12.8.11

os ratos

Um homem – um funcionário público tão medíocre quanto sua vizinhança curiosa – tem um dia para conseguir os 53 mil réis que deve ao leiteiro, sem o que a mulher e o filho pequeno deixarão de receber, já no dia seguinte, o leite diário. Naziazeno é o seu nome e ele percorrerá as ruas da cidade, os conhecidos dos bares, a ante-sala do chefe na repartição, em busca da ajuda que o salve. Ao longo do dia, acreditará em soluções, ganhará e perderá na roleta, ouvirá sobretudo evasivas, ponderações, admoestações. Ao fim do dia, depois de tantas idas e vindas, de tanto cansaço nas pernas e humilhação no peito, um “esquema” que combina empréstimos de terceiros e penhor de um anel de um conhecido o salvará provisoriamente, para que novos dias longos e extenuantes como aquele possam reproduzir-se novamente. Para que novamente ele possa percorrer as ruas da cidade como um pequeno roedor em busca de migalhas, e chegar em casa com a tarefa cumprida, na hora certa para perder o sono e ouvir passinhos miúdos de ratos no forro do assoalho, prontos para roer o parco dinheiro duramente conquistado.
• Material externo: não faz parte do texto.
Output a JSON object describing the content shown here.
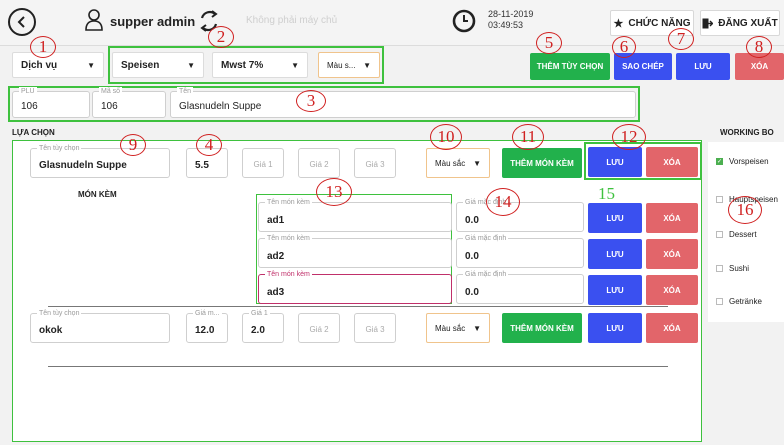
{
  "topbar": {
    "user": "supper admin",
    "connection": "Không phải máy chủ",
    "date": "28-11-2019",
    "time": "03:49:53",
    "function_btn": "CHỨC NĂNG",
    "logout_btn": "ĐĂNG XUẤT"
  },
  "filters": {
    "category": "Dịch vụ",
    "type": "Speisen",
    "tax": "Mwst 7%",
    "color": "Màu s..."
  },
  "actions": {
    "add_option": "THÊM TÙY CHỌN",
    "copy": "SAO CHÉP",
    "save": "LƯU",
    "delete": "XÓA"
  },
  "product": {
    "plu_label": "PLU",
    "plu": "106",
    "code_label": "Mã số",
    "code": "106",
    "name_label": "Tên",
    "name": "Glasnudeln Suppe"
  },
  "options_section": "LỰA CHỌN",
  "options": [
    {
      "name_label": "Tên tùy chọn",
      "name": "Glasnudeln Suppe",
      "price": "5.5",
      "price1_ph": "Giá 1",
      "price2_ph": "Giá 2",
      "price3_ph": "Giá 3",
      "color": "Màu sắc",
      "add_side_btn": "THÊM MÓN KÈM",
      "save_btn": "LƯU",
      "delete_btn": "XÓA"
    },
    {
      "name_label": "Tên tùy chọn",
      "name": "okok",
      "price_label": "Giá m...",
      "price": "12.0",
      "price1_label": "Giá 1",
      "price1": "2.0",
      "price2_ph": "Giá 2",
      "price3_ph": "Giá 3",
      "color": "Màu sắc",
      "add_side_btn": "THÊM MÓN KÈM",
      "save_btn": "LƯU",
      "delete_btn": "XÓA"
    }
  ],
  "side_dishes_title": "MÓN KÈM",
  "side_dishes": [
    {
      "name_label": "Tên món kèm",
      "name": "ad1",
      "price_label": "Giá mặc định",
      "price": "0.0",
      "save": "LƯU",
      "delete": "XÓA"
    },
    {
      "name_label": "Tên món kèm",
      "name": "ad2",
      "price_label": "Giá mặc định",
      "price": "0.0",
      "save": "LƯU",
      "delete": "XÓA"
    },
    {
      "name_label": "Tên món kèm",
      "name": "ad3",
      "price_label": "Giá mặc định",
      "price": "0.0",
      "save": "LƯU",
      "delete": "XÓA"
    }
  ],
  "working_board": {
    "title": "WORKING BO",
    "items": [
      "Vorspeisen",
      "Hauptspeisen",
      "Dessert",
      "Sushi",
      "Getränke"
    ]
  },
  "annotations": [
    "1",
    "2",
    "3",
    "4",
    "5",
    "6",
    "7",
    "8",
    "9",
    "10",
    "11",
    "12",
    "13",
    "14",
    "15",
    "16"
  ]
}
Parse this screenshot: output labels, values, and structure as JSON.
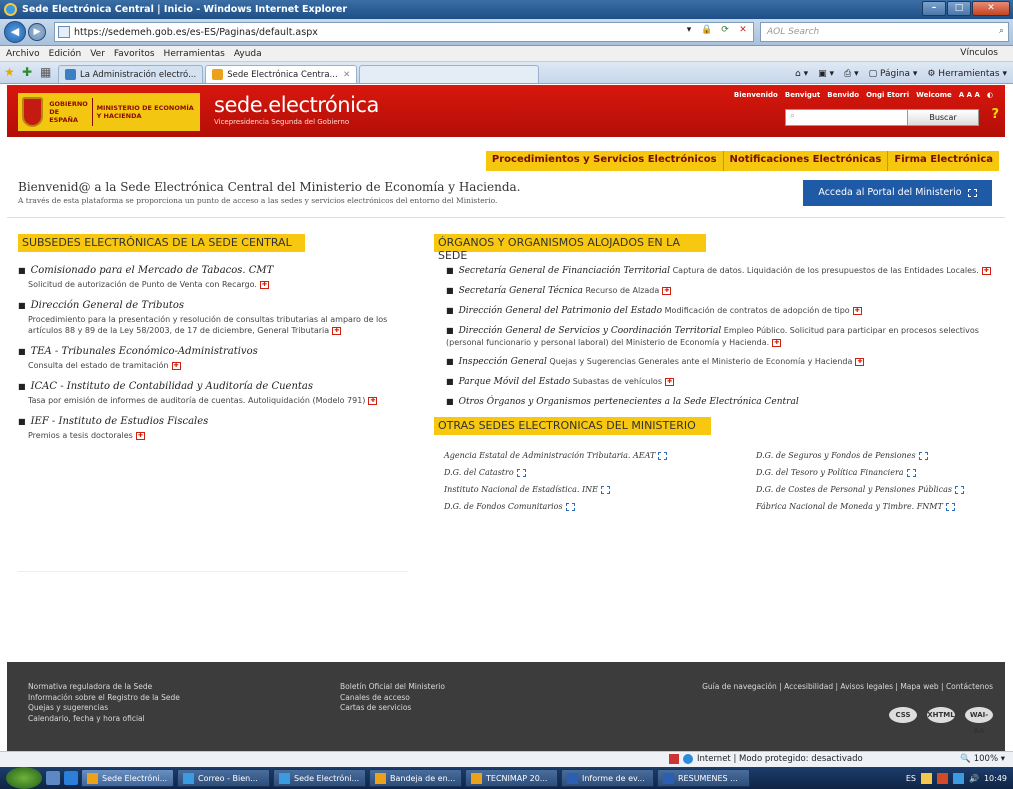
{
  "window": {
    "title": "Sede Electrónica Central | Inicio - Windows Internet Explorer",
    "url": "https://sedemeh.gob.es/es-ES/Paginas/default.aspx",
    "search_placeholder": "AOL Search",
    "menu": [
      "Archivo",
      "Edición",
      "Ver",
      "Favoritos",
      "Herramientas",
      "Ayuda"
    ],
    "links_label": "Vínculos",
    "tabs": [
      "La Administración electró...",
      "Sede Electrónica Centra..."
    ],
    "cmd": {
      "page": "Página",
      "tools": "Herramientas"
    }
  },
  "header": {
    "gobierno": "GOBIERNO DE ESPAÑA",
    "ministerio": "MINISTERIO DE ECONOMÍA Y HACIENDA",
    "site_title": "sede.electrónica",
    "site_subtitle": "Vicepresidencia Segunda del Gobierno",
    "langs": [
      "Bienvenido",
      "Benvigut",
      "Benvido",
      "Ongi Etorri",
      "Welcome"
    ],
    "font_sizes": "A A A",
    "search_button": "Buscar",
    "help": "?"
  },
  "topnav": [
    "Procedimientos y Servicios Electrónicos",
    "Notificaciones Electrónicas",
    "Firma Electrónica"
  ],
  "welcome": {
    "title": "Bienvenid@ a la Sede Electrónica Central del Ministerio de Economía y Hacienda.",
    "subtitle": "A través de esta plataforma se proporciona un punto de acceso a las sedes y servicios electrónicos del entorno del Ministerio.",
    "portal_button": "Acceda al Portal del Ministerio"
  },
  "subsedes": {
    "heading": "SUBSEDES ELECTRÓNICAS DE LA SEDE CENTRAL",
    "items": [
      {
        "title": "Comisionado para el Mercado de Tabacos. CMT",
        "desc": "Solicitud de autorización de Punto de Venta con Recargo."
      },
      {
        "title": "Dirección General de Tributos",
        "desc": "Procedimiento para la presentación y resolución de consultas tributarias al amparo de los artículos 88 y 89 de la Ley 58/2003, de 17 de diciembre, General Tributaria"
      },
      {
        "title": "TEA - Tribunales Económico-Administrativos",
        "desc": "Consulta del estado de tramitación"
      },
      {
        "title": "ICAC - Instituto de Contabilidad y Auditoría de Cuentas",
        "desc": "Tasa por emisión de informes de auditoría de cuentas. Autoliquidación (Modelo 791)"
      },
      {
        "title": "IEF - Instituto de Estudios Fiscales",
        "desc": "Premios a tesis doctorales"
      }
    ]
  },
  "organos": {
    "heading": "ÓRGANOS Y ORGANISMOS ALOJADOS EN LA SEDE",
    "items": [
      {
        "title": "Secretaría General de Financiación Territorial",
        "desc": "Captura de datos. Liquidación de los presupuestos de las Entidades Locales."
      },
      {
        "title": "Secretaría General Técnica",
        "desc": "Recurso de Alzada"
      },
      {
        "title": "Dirección General del Patrimonio del Estado",
        "desc": "Modificación de contratos de adopción de tipo"
      },
      {
        "title": "Dirección General de Servicios y Coordinación Territorial",
        "desc": "Empleo Público. Solicitud para participar en procesos selectivos (personal funcionario y personal laboral) del Ministerio de Economía y Hacienda."
      },
      {
        "title": "Inspección General",
        "desc": "Quejas y Sugerencias Generales ante el Ministerio de Economía y Hacienda"
      },
      {
        "title": "Parque Móvil del Estado",
        "desc": "Subastas de vehículos"
      },
      {
        "title": "Otros Órganos y Organismos pertenecientes a la Sede Electrónica Central",
        "desc": ""
      }
    ]
  },
  "otras": {
    "heading": "OTRAS SEDES ELECTRONICAS DEL MINISTERIO",
    "left": [
      "Agencia Estatal de Administración Tributaria. AEAT",
      "D.G. del Catastro",
      "Instituto Nacional de Estadística. INE",
      "D.G. de Fondos Comunitarios"
    ],
    "right": [
      "D.G. de Seguros y Fondos de Pensiones",
      "D.G. del Tesoro y Política Financiera",
      "D.G. de Costes de Personal y Pensiones Públicas",
      "Fábrica Nacional de Moneda y Timbre. FNMT"
    ]
  },
  "footer": {
    "col1": [
      "Normativa reguladora de la Sede",
      "Información sobre el Registro de la Sede",
      "Quejas y sugerencias",
      "Calendario, fecha y hora oficial"
    ],
    "col2": [
      "Boletín Oficial del Ministerio",
      "Canales de acceso",
      "Cartas de servicios"
    ],
    "links": "Guía de navegación | Accesibilidad | Avisos legales | Mapa web | Contáctenos",
    "badges": [
      "CSS",
      "XHTML",
      "WAI-AA"
    ]
  },
  "status": {
    "zone": "Internet | Modo protegido: desactivado",
    "zoom": "100%"
  },
  "taskbar": {
    "items": [
      "Sede Electróni...",
      "Correo - Bien...",
      "Sede Electróni...",
      "Bandeja de en...",
      "TECNIMAP 20...",
      "Informe de ev...",
      "RESUMENES ..."
    ],
    "lang": "ES",
    "clock": "10:49"
  }
}
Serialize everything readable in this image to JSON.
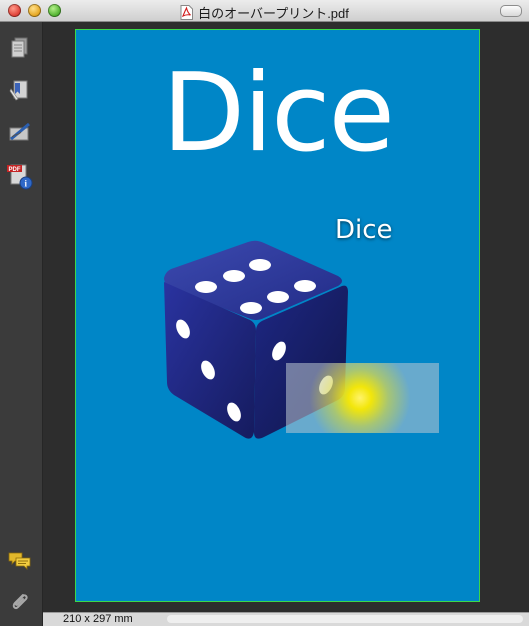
{
  "window": {
    "title": "白のオーバープリント.pdf"
  },
  "sidebar": {
    "items": [
      {
        "name": "pages-icon"
      },
      {
        "name": "bookmarks-icon"
      },
      {
        "name": "signatures-icon"
      },
      {
        "name": "document-info-icon"
      },
      {
        "name": "comments-icon"
      },
      {
        "name": "attachments-icon"
      }
    ]
  },
  "document": {
    "heading": "Dice",
    "subheading": "Dice",
    "background_color": "#0086c7",
    "trim_border_color": "#3bd84a"
  },
  "statusbar": {
    "page_size": "210 x 297 mm"
  }
}
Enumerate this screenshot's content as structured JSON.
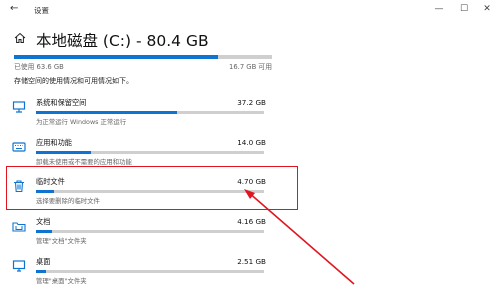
{
  "titlebar": {
    "back_icon": "arrow-left-icon",
    "title": "设置",
    "minimize_glyph": "—",
    "maximize_glyph": "☐",
    "close_glyph": "✕"
  },
  "header": {
    "home_icon": "home-icon",
    "title": "本地磁盘 (C:) - 80.4 GB"
  },
  "usage": {
    "used_label": "已使用 63.6 GB",
    "free_label": "16.7 GB 可用",
    "used_fraction": 0.79,
    "description": "存储空间的使用情况和可用情况如下。"
  },
  "accent_color": "#0f74d1",
  "highlight_color": "#e1151f",
  "categories": [
    {
      "name": "系统和保留空间",
      "size": "37.2 GB",
      "subtitle": "为正常运行 Windows 正常运行",
      "fraction": 0.62,
      "icon": "monitor-stand-icon"
    },
    {
      "name": "应用和功能",
      "size": "14.0 GB",
      "subtitle": "卸载未使用或不需要的应用和功能",
      "fraction": 0.24,
      "icon": "keyboard-icon"
    },
    {
      "name": "临时文件",
      "size": "4.70 GB",
      "subtitle": "选择要删除的临时文件",
      "fraction": 0.08,
      "icon": "trash-icon"
    },
    {
      "name": "文档",
      "size": "4.16 GB",
      "subtitle": "管理\"文档\"文件夹",
      "fraction": 0.07,
      "icon": "documents-folder-icon"
    },
    {
      "name": "桌面",
      "size": "2.51 GB",
      "subtitle": "管理\"桌面\"文件夹",
      "fraction": 0.045,
      "icon": "desktop-monitor-icon"
    }
  ]
}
Essa é a história de “Os ratos”, esse romance angustiante de Dyonelio Machado. Não há muito prazer na leitura. A narrativa é tão desadornada, e a língua tão árida, quanto a jornada de Naziazeno. Não há adereço ou beleza, um parágrafo que impressione, tudo é miúdo e mesquinho como a moeda esparsa sobre o pires de café na mesa de cada bar que ele freqüenta. Dyonelio escreve sua história circular, seu mito de Sísifo, em que o herói vai e vem pelas ruas da cidade atrás de cada ilusão frustrada, como se percorresse um labirinto de ratos, com os passos incessantes e inúteis. A vertigem da humilhação, da alma aviltada, é especialmente bem retratada nos capítulos finais, em que o autor quebra a narrativa linear e a confunde com as lembranças cortadas e as alucinações de um Naziazeno siderado e insone. É a degradação final de um homem sitiado por ratos imaginários, por suas próprias misérias.